In the past couple of years, neural networks have nearly taken over the field of NLP, as they are being used in recent state-of-the-art systems for many tasks. One interesting application is distributional semantics, as they can be used to learn intelligent dense vector representations for words. Marco Baroni, Georgiana Dinu and German Kruszewski presented a paper in ACL 2014 called “Don’t count, predict! A systematic comparison of context-counting vs. context-predicting semantic vectors“, where they compare these new neural-network models with more traditional context vectors on a range of different tasks. Here I will try to give an overview and a summary of their work.

Distributional hypothesis

The goal is to find how similar two words are to each other semantically. The distributional hypothesis states:

Words which are similar in meaning occur in similar contexts
(Rubenstein & Goodenough, 1965).

Therefore, if we want to find a word similar to “magazine”, we can look for words that occur in similar contexts, such as “newspaper”.

I was reading a magazine today I was reading a newspaper today
The magazine published an article The newspaper published an article
He buys this magazine every day He buys this newspaper every day

 

Also, if we want to find how similar “magazine” and “newspaper” are, we can compare how similar are all the contexts in which they appear. For example, to find the similarity between two words, we can represent the contexts as feature vectors and calculate the cosine similarity between their corresponding vectors.

The counting model

In a traditional counting model, we count how many times a certain context word appears near our main word. We have to manually choose a window size – the number of words we count on either side of the main word.

For example, given sentences “He buys this newspaper every day” and “I read a newspaper every day”, we can look at window size 2 (on either side of the main word) and create the following count vector:

buys this every day read a
1 1 2 2 1 1

As you can see, “every” and “day” get a count of 2, because they appear in both sentences, whereas “he” doesn’t get included because it doesn’t fit into the window of 2 words.

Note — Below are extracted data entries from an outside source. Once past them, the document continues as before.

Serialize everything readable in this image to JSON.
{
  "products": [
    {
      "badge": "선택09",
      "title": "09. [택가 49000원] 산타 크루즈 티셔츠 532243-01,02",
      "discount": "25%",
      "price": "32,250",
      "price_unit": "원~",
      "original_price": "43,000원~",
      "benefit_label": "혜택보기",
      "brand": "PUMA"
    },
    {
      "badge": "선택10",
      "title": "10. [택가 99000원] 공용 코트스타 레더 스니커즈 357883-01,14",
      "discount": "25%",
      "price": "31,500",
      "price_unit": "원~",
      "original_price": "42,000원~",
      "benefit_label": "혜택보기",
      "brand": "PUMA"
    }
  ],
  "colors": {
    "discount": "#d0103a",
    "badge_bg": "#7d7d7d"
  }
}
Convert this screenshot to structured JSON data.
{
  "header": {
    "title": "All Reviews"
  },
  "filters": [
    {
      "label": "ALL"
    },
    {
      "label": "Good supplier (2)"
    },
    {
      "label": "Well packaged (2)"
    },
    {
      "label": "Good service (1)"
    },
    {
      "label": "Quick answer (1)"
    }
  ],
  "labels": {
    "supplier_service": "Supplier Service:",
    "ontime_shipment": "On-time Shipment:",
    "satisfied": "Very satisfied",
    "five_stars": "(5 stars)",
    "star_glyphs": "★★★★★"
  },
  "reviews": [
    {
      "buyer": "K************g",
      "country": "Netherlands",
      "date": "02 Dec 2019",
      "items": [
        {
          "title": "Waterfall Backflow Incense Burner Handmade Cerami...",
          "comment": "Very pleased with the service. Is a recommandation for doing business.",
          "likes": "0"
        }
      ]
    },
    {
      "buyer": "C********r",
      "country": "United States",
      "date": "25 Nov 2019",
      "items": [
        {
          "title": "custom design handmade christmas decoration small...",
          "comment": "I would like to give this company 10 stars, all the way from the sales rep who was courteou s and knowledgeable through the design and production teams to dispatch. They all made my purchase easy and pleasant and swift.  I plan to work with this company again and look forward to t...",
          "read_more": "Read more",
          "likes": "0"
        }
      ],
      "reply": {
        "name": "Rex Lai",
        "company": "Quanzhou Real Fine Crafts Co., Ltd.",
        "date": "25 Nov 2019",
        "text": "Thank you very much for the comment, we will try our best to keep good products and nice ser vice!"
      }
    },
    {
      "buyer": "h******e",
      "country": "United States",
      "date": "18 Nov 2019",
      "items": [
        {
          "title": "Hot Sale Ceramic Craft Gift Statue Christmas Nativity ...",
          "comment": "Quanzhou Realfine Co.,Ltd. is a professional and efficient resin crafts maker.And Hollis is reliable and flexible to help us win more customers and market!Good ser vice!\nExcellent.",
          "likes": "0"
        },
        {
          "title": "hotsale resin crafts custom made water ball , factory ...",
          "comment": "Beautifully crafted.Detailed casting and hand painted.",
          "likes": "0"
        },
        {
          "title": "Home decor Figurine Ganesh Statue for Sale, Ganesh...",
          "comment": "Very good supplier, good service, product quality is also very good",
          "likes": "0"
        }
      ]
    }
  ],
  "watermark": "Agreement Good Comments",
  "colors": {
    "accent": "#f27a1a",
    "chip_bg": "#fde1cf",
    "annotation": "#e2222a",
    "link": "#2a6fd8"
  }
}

In order to get the best performance, it is important to use a weighting function which turns these counts into more informative values. A good weighting scheme would downweight frequent words such as “this” and “a”, and upweight more informative words such as “read”. The authors experimented with two weighting schemes: Pointwise Mutual Information  and Local Mutual Information. An overview of various weighting methods can be found in the thesis of Curran (2003).

These vectors are also often compressed. The motivation is that feature words such as “buy” and “purchase” are very similar and compression techniques should be able to represent them as a single semantic class. In addition, this gives smaller dense vectors, which can be easier to operate on. The authors here experimented with SVD and Non-negative Matrix Factorization.

The predicting model

A the neural network (predicting) model, this work uses the word2vecimplementation of Continuous Bag-of-Words (CBOW). Word2vec is a toolkit for efficiently learning word vectors from very large text corpora (Mikolov et al., 2013). The CBOW architecture is shown below:

cbow

The vectors of context words are given as input to the network. They are summed and then used to predict the main word. During training, the error is backpropagated and the context vectors are updated so that they would predict the correct word. Since similar words appear in similar contexts, the vectors of similar words will also be updated towards similar directions.

A normal network would require finding the probabilities of all possible words in our vocabulary (using softmax), which can be computationally very demanding. Word2vec implements two alternatives to speed this up:

  1. Hierarchical softmax, where the words are arranged in a tree (similar to a decision tree), making the complexity logarithmic.
  2. Negative sampling, Where the system learns to distinguish the correct answer from a sample of a few incorrect answers.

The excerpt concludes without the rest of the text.